The major provisions of the Act would raise the thresholds for currency transaction and suspicious activity reports. It also would direct the U.S. Treasury (in consultation with federal law enforcement and other relevant stakeholders) to review current financial institution reporting requirements under the Bank Secrecy Act and its implementing regulations and propose changes, in the form of a report, to further reduce regulatory burdens and ensure that information provided “is of a high degree of usefulness to law enforcement.” The report would be due to Congress one year from enactment of this Act.

This review would include a study of “the most appropriate ways to promote financial inclusion and address the adverse consequences of financial institutions de-risking certain categories of clients, including charities. While the language cites charities specifically, the current bill also refers to them (along with embassy accounts, money service businesses and correspondent banks) as “high-risk.”

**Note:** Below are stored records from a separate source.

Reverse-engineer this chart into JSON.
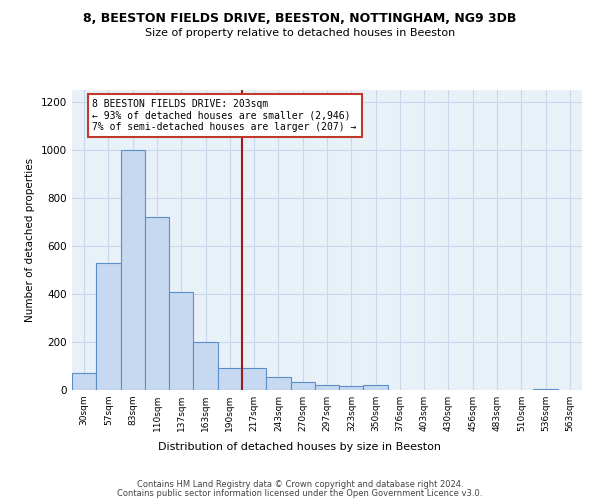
{
  "title_line1": "8, BEESTON FIELDS DRIVE, BEESTON, NOTTINGHAM, NG9 3DB",
  "title_line2": "Size of property relative to detached houses in Beeston",
  "xlabel": "Distribution of detached houses by size in Beeston",
  "ylabel": "Number of detached properties",
  "bar_labels": [
    "30sqm",
    "57sqm",
    "83sqm",
    "110sqm",
    "137sqm",
    "163sqm",
    "190sqm",
    "217sqm",
    "243sqm",
    "270sqm",
    "297sqm",
    "323sqm",
    "350sqm",
    "376sqm",
    "403sqm",
    "430sqm",
    "456sqm",
    "483sqm",
    "510sqm",
    "536sqm",
    "563sqm"
  ],
  "bar_values": [
    70,
    530,
    1000,
    720,
    410,
    200,
    90,
    90,
    55,
    35,
    20,
    15,
    20,
    0,
    0,
    0,
    0,
    0,
    0,
    5,
    0
  ],
  "bar_color": "#c6d9f1",
  "bar_edgecolor": "#5b8fc9",
  "vline_color": "#9b1c1c",
  "vline_x_index": 6.5,
  "annotation_title": "8 BEESTON FIELDS DRIVE: 203sqm",
  "annotation_line1": "← 93% of detached houses are smaller (2,946)",
  "annotation_line2": "7% of semi-detached houses are larger (207) →",
  "annotation_box_edgecolor": "#c0392b",
  "ylim": [
    0,
    1250
  ],
  "yticks": [
    0,
    200,
    400,
    600,
    800,
    1000,
    1200
  ],
  "grid_color": "#c8d8ea",
  "background_color": "#e8f0f8",
  "footer_line1": "Contains HM Land Registry data © Crown copyright and database right 2024.",
  "footer_line2": "Contains public sector information licensed under the Open Government Licence v3.0."
}
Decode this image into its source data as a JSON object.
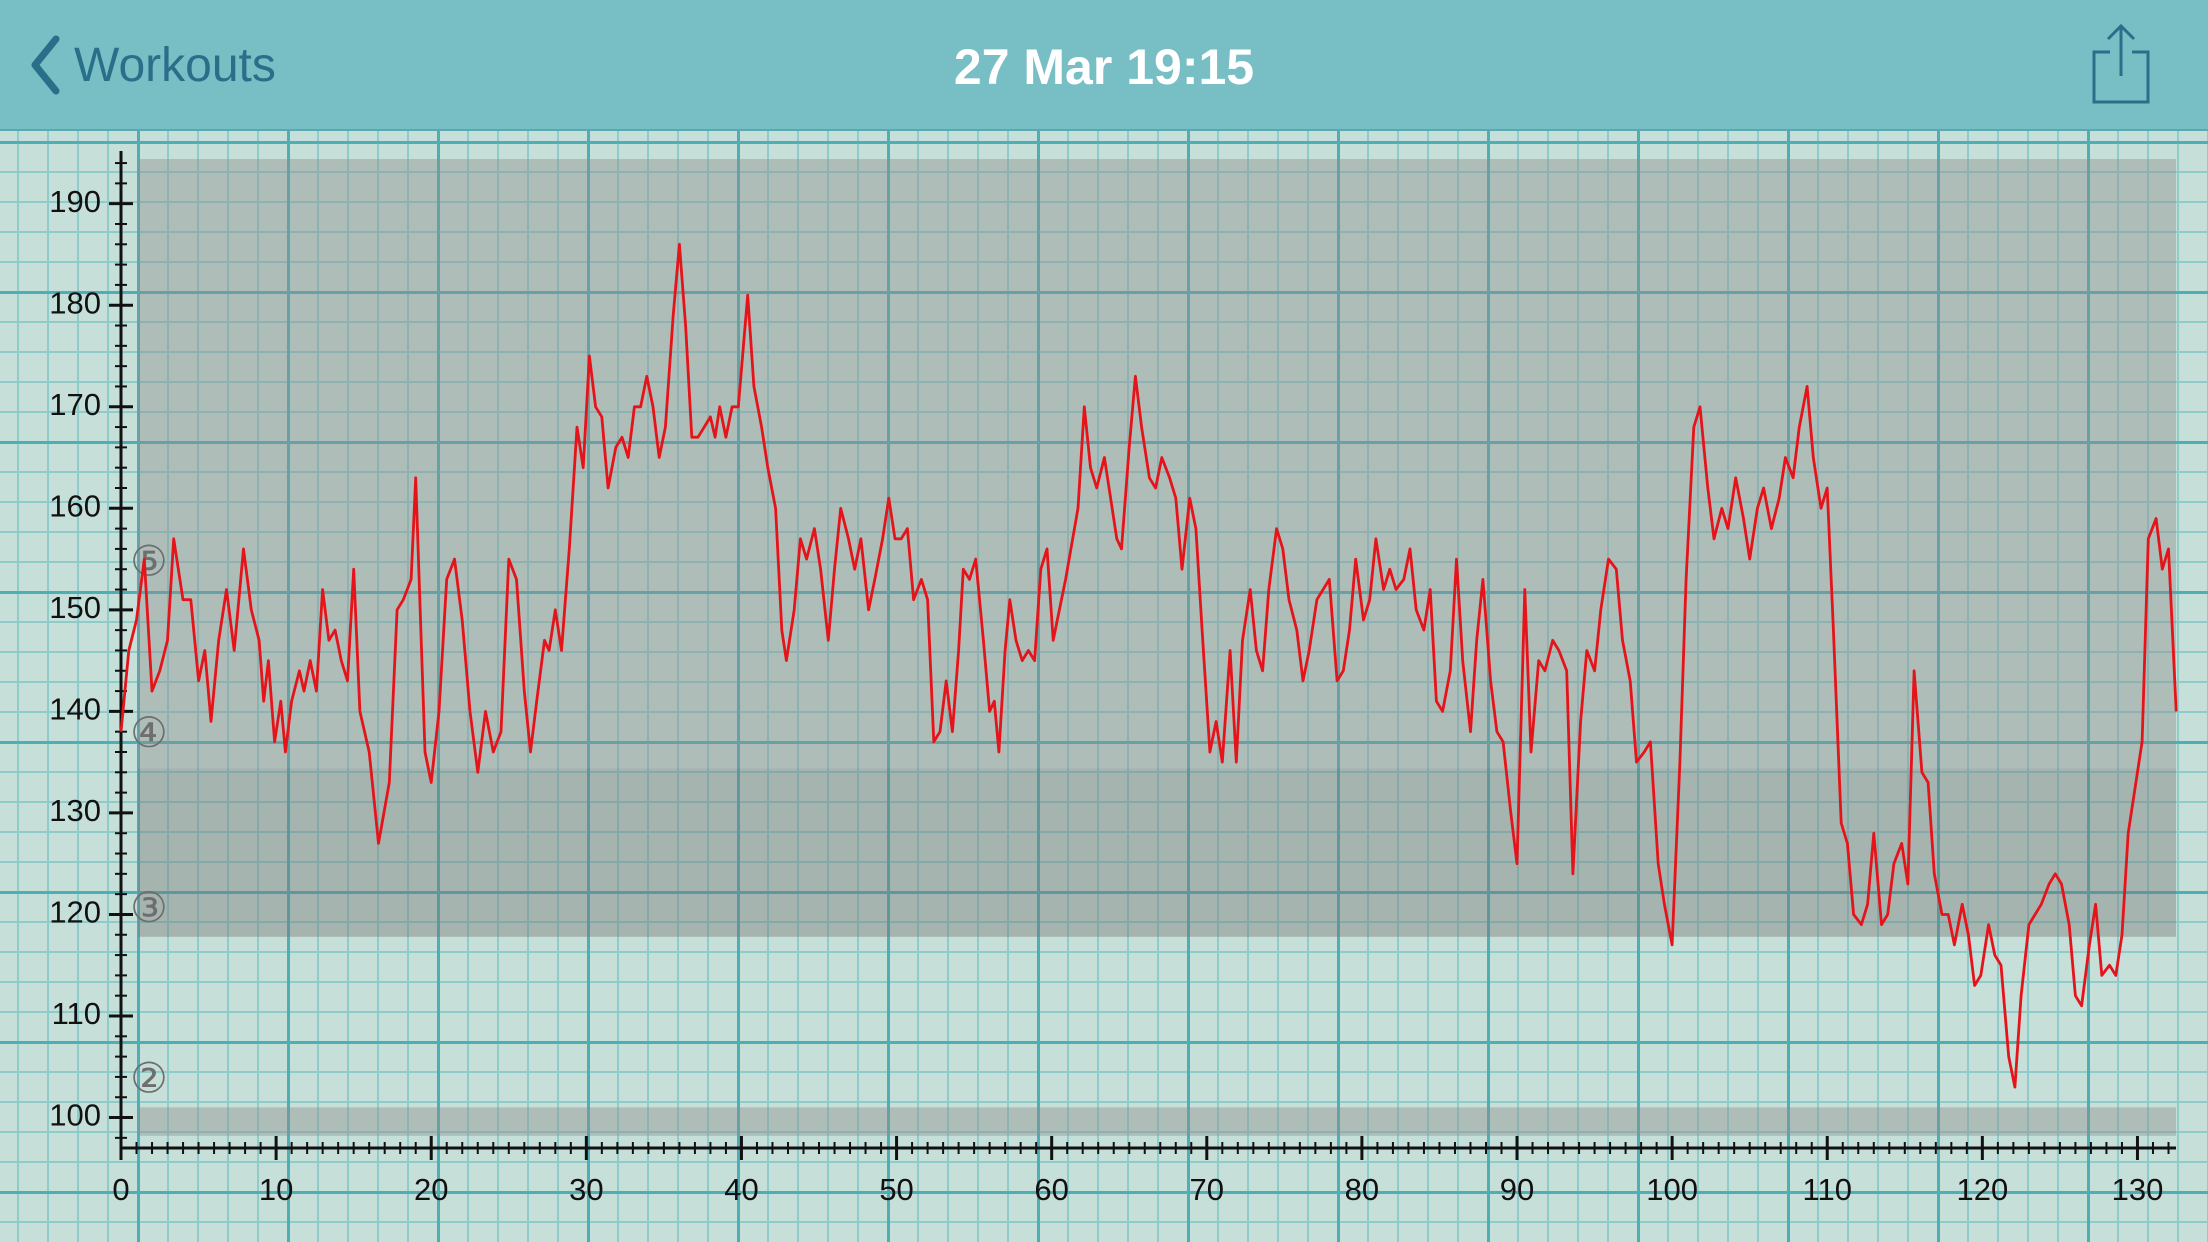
{
  "header": {
    "back_label": "Workouts",
    "title": "27 Mar 19:15"
  },
  "chart_data": {
    "type": "line",
    "color": "#e5141b",
    "x": [
      0,
      0.5,
      1,
      1.5,
      2,
      2.5,
      3,
      3.4,
      4,
      4.5,
      5,
      5.4,
      5.8,
      6.3,
      6.8,
      7.3,
      7.9,
      8.4,
      8.9,
      9.2,
      9.5,
      9.9,
      10.3,
      10.6,
      11,
      11.5,
      11.8,
      12.2,
      12.6,
      13,
      13.4,
      13.8,
      14.2,
      14.6,
      15,
      15.4,
      16,
      16.6,
      17.3,
      17.8,
      18.2,
      18.7,
      19,
      19.6,
      20,
      20.5,
      21,
      21.5,
      22,
      22.5,
      23,
      23.5,
      24,
      24.5,
      25,
      25.5,
      26,
      26.4,
      26.8,
      27.3,
      27.6,
      28,
      28.4,
      28.9,
      29.4,
      29.8,
      30.2,
      30.6,
      31,
      31.4,
      31.9,
      32.3,
      32.7,
      33.1,
      33.5,
      33.9,
      34.3,
      34.7,
      35.1,
      35.6,
      36,
      36.4,
      36.8,
      37.2,
      37.6,
      38,
      38.3,
      38.6,
      39,
      39.4,
      39.8,
      40.4,
      40.8,
      41.3,
      41.7,
      42.2,
      42.6,
      42.9,
      43.4,
      43.8,
      44.2,
      44.7,
      45.1,
      45.6,
      46.0,
      46.4,
      46.9,
      47.3,
      47.7,
      48.2,
      48.6,
      49.1,
      49.5,
      49.9,
      50.3,
      50.7,
      51.1,
      51.6,
      52.0,
      52.4,
      52.8,
      53.2,
      53.6,
      54.0,
      54.3,
      54.7,
      55.1,
      55.6,
      56.0,
      56.3,
      56.6,
      57.0,
      57.3,
      57.7,
      58.1,
      58.5,
      58.9,
      59.3,
      59.7,
      60.1,
      60.5,
      60.9,
      61.7,
      62.1,
      62.5,
      62.9,
      63.4,
      63.8,
      64.2,
      64.5,
      65.0,
      65.4,
      65.8,
      66.3,
      66.7,
      67.1,
      67.6,
      68.0,
      68.4,
      68.9,
      69.3,
      69.7,
      70.2,
      70.6,
      71.0,
      71.5,
      71.9,
      72.3,
      72.8,
      73.2,
      73.6,
      74.0,
      74.5,
      74.9,
      75.3,
      75.8,
      76.2,
      76.6,
      77.1,
      77.5,
      77.9,
      78.4,
      78.8,
      79.2,
      79.6,
      80.1,
      80.5,
      80.9,
      81.4,
      81.8,
      82.2,
      82.7,
      83.1,
      83.5,
      84.0,
      84.4,
      84.8,
      85.2,
      85.7,
      86.1,
      86.5,
      87.0,
      87.4,
      87.8,
      88.3,
      88.7,
      89.1,
      89.6,
      90.0,
      90.5,
      90.9,
      91.4,
      91.8,
      92.3,
      92.7,
      93.2,
      93.6,
      94.1,
      94.5,
      95.0,
      95.4,
      95.9,
      96.4,
      96.8,
      97.3,
      97.7,
      98.2,
      98.6,
      99.1,
      99.5,
      100.0,
      100.5,
      100.9,
      101.4,
      101.8,
      102.3,
      102.7,
      103.2,
      103.6,
      104.1,
      104.6,
      105.0,
      105.5,
      105.9,
      106.4,
      106.9,
      107.3,
      107.8,
      108.2,
      108.7,
      109.1,
      109.6,
      110.0,
      110.4,
      110.9,
      111.3,
      111.7,
      112.2,
      112.6,
      113.0,
      113.5,
      113.9,
      114.3,
      114.8,
      115.2,
      115.6,
      116.1,
      116.5,
      116.9,
      117.4,
      117.8,
      118.2,
      118.7,
      119.1,
      119.5,
      119.9,
      120.4,
      120.8,
      121.2,
      121.7,
      122.1,
      122.5,
      123.0,
      123.4,
      123.8,
      124.3,
      124.7,
      125.1,
      125.6,
      126.0,
      126.4,
      126.9,
      127.3,
      127.7,
      128.2,
      128.6,
      129.0,
      129.4,
      129.9,
      130.3,
      130.7,
      131.2,
      131.6,
      132.0,
      132.5
    ],
    "values": [
      138,
      146,
      149,
      155,
      142,
      144,
      147,
      157,
      151,
      151,
      143,
      146,
      139,
      147,
      152,
      146,
      156,
      150,
      147,
      141,
      145,
      137,
      141,
      136,
      141,
      144,
      142,
      145,
      142,
      152,
      147,
      148,
      145,
      143,
      154,
      140,
      136,
      127,
      133,
      150,
      151,
      153,
      163,
      136,
      133,
      140,
      153,
      155,
      149,
      140,
      134,
      140,
      136,
      138,
      155,
      153,
      142,
      136,
      141,
      147,
      146,
      150,
      146,
      156,
      168,
      164,
      175,
      170,
      169,
      162,
      166,
      167,
      165,
      170,
      170,
      173,
      170,
      165,
      168,
      179,
      186,
      178,
      167,
      167,
      168,
      169,
      167,
      170,
      167,
      170,
      170,
      181,
      172,
      168,
      164,
      160,
      148,
      145,
      150,
      157,
      155,
      158,
      154,
      147,
      154,
      160,
      157,
      154,
      157,
      150,
      153,
      157,
      161,
      157,
      157,
      158,
      151,
      153,
      151,
      137,
      138,
      143,
      138,
      146,
      154,
      153,
      155,
      147,
      140,
      141,
      136,
      146,
      151,
      147,
      145,
      146,
      145,
      154,
      156,
      147,
      150,
      153,
      160,
      170,
      164,
      162,
      165,
      161,
      157,
      156,
      166,
      173,
      168,
      163,
      162,
      165,
      163,
      161,
      154,
      161,
      158,
      148,
      136,
      139,
      135,
      146,
      135,
      147,
      152,
      146,
      144,
      152,
      158,
      156,
      151,
      148,
      143,
      146,
      151,
      152,
      153,
      143,
      144,
      148,
      155,
      149,
      151,
      157,
      152,
      154,
      152,
      153,
      156,
      150,
      148,
      152,
      141,
      140,
      144,
      155,
      145,
      138,
      147,
      153,
      143,
      138,
      137,
      130,
      125,
      152,
      136,
      145,
      144,
      147,
      146,
      144,
      124,
      139,
      146,
      144,
      150,
      155,
      154,
      147,
      143,
      135,
      136,
      137,
      125,
      121,
      117,
      135,
      153,
      168,
      170,
      162,
      157,
      160,
      158,
      163,
      159,
      155,
      160,
      162,
      158,
      161,
      165,
      163,
      168,
      172,
      165,
      160,
      162,
      148,
      129,
      127,
      120,
      119,
      121,
      128,
      119,
      120,
      125,
      127,
      123,
      144,
      134,
      133,
      124,
      120,
      120,
      117,
      121,
      118,
      113,
      114,
      119,
      116,
      115,
      106,
      103,
      112,
      119,
      120,
      121,
      123,
      124,
      123,
      119,
      112,
      111,
      117,
      121,
      114,
      115,
      114,
      118,
      128,
      133,
      137,
      157,
      159,
      154,
      156,
      140
    ],
    "xlim": [
      0,
      133
    ],
    "ylim": [
      97,
      194.4
    ],
    "xticks": [
      0,
      10,
      20,
      30,
      40,
      50,
      60,
      70,
      80,
      90,
      100,
      110,
      120,
      130
    ],
    "yticks": [
      100,
      110,
      120,
      130,
      140,
      150,
      160,
      170,
      180,
      190
    ],
    "xminorticks": [
      1,
      2,
      3,
      4,
      5,
      6,
      7,
      8,
      9,
      11,
      12,
      13,
      14,
      15,
      16,
      17,
      18,
      19,
      21,
      22,
      23,
      24,
      25,
      26,
      27,
      28,
      29,
      31,
      32,
      33,
      34,
      35,
      36,
      37,
      38,
      39,
      41,
      42,
      43,
      44,
      45,
      46,
      47,
      48,
      49,
      51,
      52,
      53,
      54,
      55,
      56,
      57,
      58,
      59,
      61,
      62,
      63,
      64,
      65,
      66,
      67,
      68,
      69,
      71,
      72,
      73,
      74,
      75,
      76,
      77,
      78,
      79,
      81,
      82,
      83,
      84,
      85,
      86,
      87,
      88,
      89,
      91,
      92,
      93,
      94,
      95,
      96,
      97,
      98,
      99,
      101,
      102,
      103,
      104,
      105,
      106,
      107,
      108,
      109,
      111,
      112,
      113,
      114,
      115,
      116,
      117,
      118,
      119,
      121,
      122,
      123,
      124,
      125,
      126,
      127,
      128,
      129,
      131,
      132
    ],
    "yminorticks": [
      98,
      102,
      104,
      106,
      108,
      112,
      114,
      116,
      118,
      122,
      124,
      126,
      128,
      132,
      134,
      136,
      138,
      142,
      144,
      146,
      148,
      152,
      154,
      156,
      158,
      162,
      164,
      166,
      168,
      172,
      174,
      176,
      178,
      182,
      184,
      186,
      188,
      192,
      194
    ],
    "bands": [
      {
        "from": 134.4,
        "to": 194.4,
        "color": "#8e8e8e"
      },
      {
        "from": 117.8,
        "to": 134.4,
        "color": "#7a7a7a"
      },
      {
        "from": 98.2,
        "to": 101,
        "color": "#8e8e8e"
      }
    ],
    "zone_labels": [
      {
        "label": "②",
        "value": 103.6
      },
      {
        "label": "③",
        "value": 120.4
      },
      {
        "label": "④",
        "value": 137.6
      },
      {
        "label": "⑤",
        "value": 154.5
      }
    ]
  }
}
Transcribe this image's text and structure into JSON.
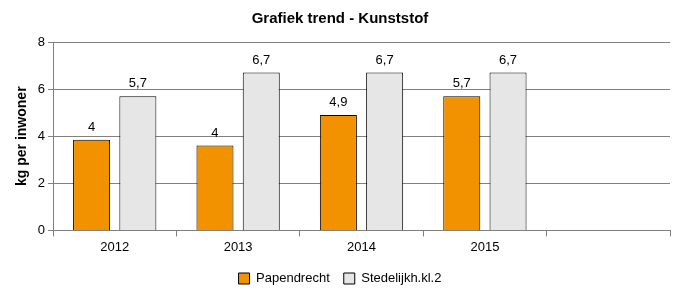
{
  "chart_data": {
    "type": "bar",
    "title": "Grafiek trend - Kunststof",
    "y_label": "kg per inwoner",
    "categories": [
      "2012",
      "2013",
      "2014",
      "2015",
      null
    ],
    "series": [
      {
        "name": "Papendrecht",
        "color": "#f39200",
        "values": [
          3.85,
          3.6,
          4.9,
          5.7,
          null
        ],
        "value_labels": [
          "4",
          "4",
          "4,9",
          "5,7",
          null
        ]
      },
      {
        "name": "Stedelijkh.kl.2",
        "color": "#e6e6e6",
        "values": [
          5.7,
          6.7,
          6.7,
          6.7,
          null
        ],
        "value_labels": [
          "5,7",
          "6,7",
          "6,7",
          "6,7",
          null
        ]
      }
    ],
    "ylim": [
      0,
      8
    ],
    "yticks": [
      0,
      2,
      4,
      6,
      8
    ],
    "grid": true,
    "legend": "bottom",
    "data_labels": true
  }
}
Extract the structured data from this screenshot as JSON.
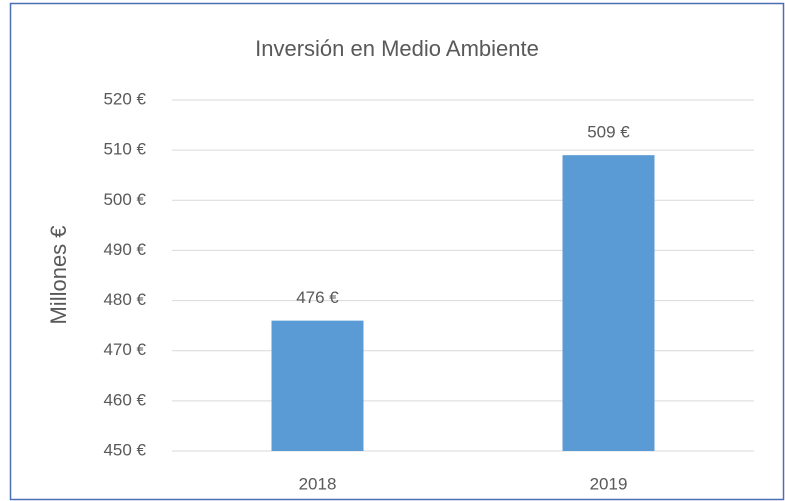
{
  "chart_data": {
    "type": "bar",
    "title": "Inversión en Medio Ambiente",
    "y_label": "Millones €",
    "categories": [
      "2018",
      "2019"
    ],
    "values": [
      476,
      509
    ],
    "value_labels": [
      "476 €",
      "509 €"
    ],
    "color": "#5b9bd5",
    "ylim": [
      450,
      520
    ],
    "yticks": [
      {
        "value": 450,
        "label": "450 €"
      },
      {
        "value": 460,
        "label": "460 €"
      },
      {
        "value": 470,
        "label": "470 €"
      },
      {
        "value": 480,
        "label": "480 €"
      },
      {
        "value": 490,
        "label": "490 €"
      },
      {
        "value": 500,
        "label": "500 €"
      },
      {
        "value": 510,
        "label": "510 €"
      },
      {
        "value": 520,
        "label": "520 €"
      }
    ],
    "grid": true
  }
}
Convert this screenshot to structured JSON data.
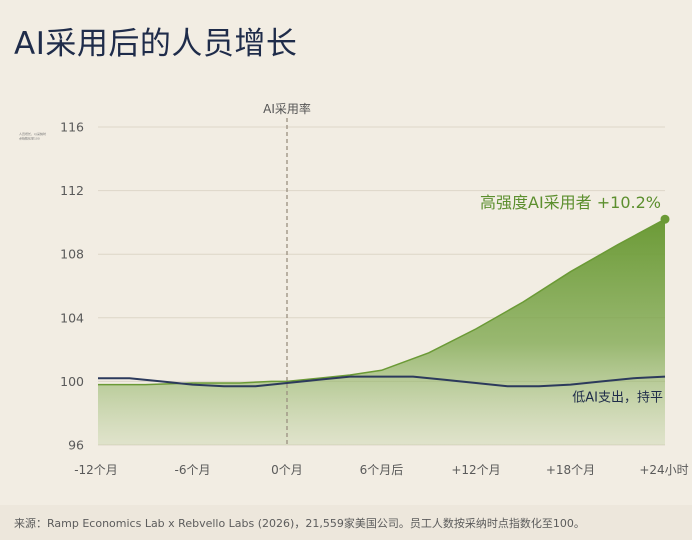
{
  "title": "AI采用后的人员增长",
  "footer": "来源：Ramp Economics Lab x Rebvello Labs (2026)，21,559家美国公司。员工人数按采纳时点指数化至100。",
  "chart_data": {
    "type": "area",
    "title": "AI采用后的人员增长",
    "xlabel": "",
    "ylabel": "",
    "ylim": [
      96,
      116
    ],
    "y_ticks": [
      96,
      100,
      104,
      108,
      112,
      116
    ],
    "x_tick_labels": [
      "-12个月",
      "-6个月",
      "0个月",
      "6个月后",
      "+12个月",
      "+18个月",
      "+24小时"
    ],
    "x_tick_values": [
      -12,
      -6,
      0,
      6,
      12,
      18,
      24
    ],
    "xlim": [
      -12,
      24
    ],
    "adoption_marker": {
      "x": 0,
      "label": "AI采用率"
    },
    "grid": true,
    "series": [
      {
        "name": "高强度AI采用者",
        "label": "高强度AI采用者 +10.2%",
        "color": "#6b9a36",
        "style": "area",
        "x": [
          -12,
          -9,
          -6,
          -3,
          -1,
          0,
          2,
          4,
          6,
          9,
          12,
          15,
          18,
          21,
          24
        ],
        "y": [
          99.8,
          99.8,
          99.9,
          99.9,
          100.0,
          100.0,
          100.2,
          100.4,
          100.7,
          101.8,
          103.3,
          105.0,
          106.9,
          108.6,
          110.2
        ]
      },
      {
        "name": "低AI支出，持平",
        "label": "低AI支出，持平",
        "color": "#2c3a5c",
        "style": "line",
        "x": [
          -12,
          -10,
          -8,
          -6,
          -4,
          -2,
          0,
          2,
          4,
          6,
          8,
          10,
          12,
          14,
          16,
          18,
          20,
          22,
          24
        ],
        "y": [
          100.2,
          100.2,
          100.0,
          99.8,
          99.7,
          99.7,
          99.9,
          100.1,
          100.3,
          100.3,
          100.3,
          100.1,
          99.9,
          99.7,
          99.7,
          99.8,
          100.0,
          100.2,
          100.3
        ]
      }
    ]
  },
  "y_axis_note": "人员增长，以采纳时点指数化至100"
}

The bill also creates a provision for FinCEN (Financial Crimes Enforcement Network) no-action letters with respect to specific conduct. This section would allow FinCEN to issue a no-action letter in response to an inquiry concerning the application of the Bank Secrecy Act, the USA PATRIOT Act, or any other anti-money laundering and counter terrorist financing law or regulation to specific conduct. The letter would include a statement as to whether or not the agency intends to take enforcement action or other regulatory action against the person or group with respect to the conduct in question. The letter would let persons or groups rely on their content without fear of regulatory action or civil or criminal penalties.

The bill’s future is uncertain, as changes from the draft version, including language concerning beneficial ownership, have resulted in withdrawal of support from various groups.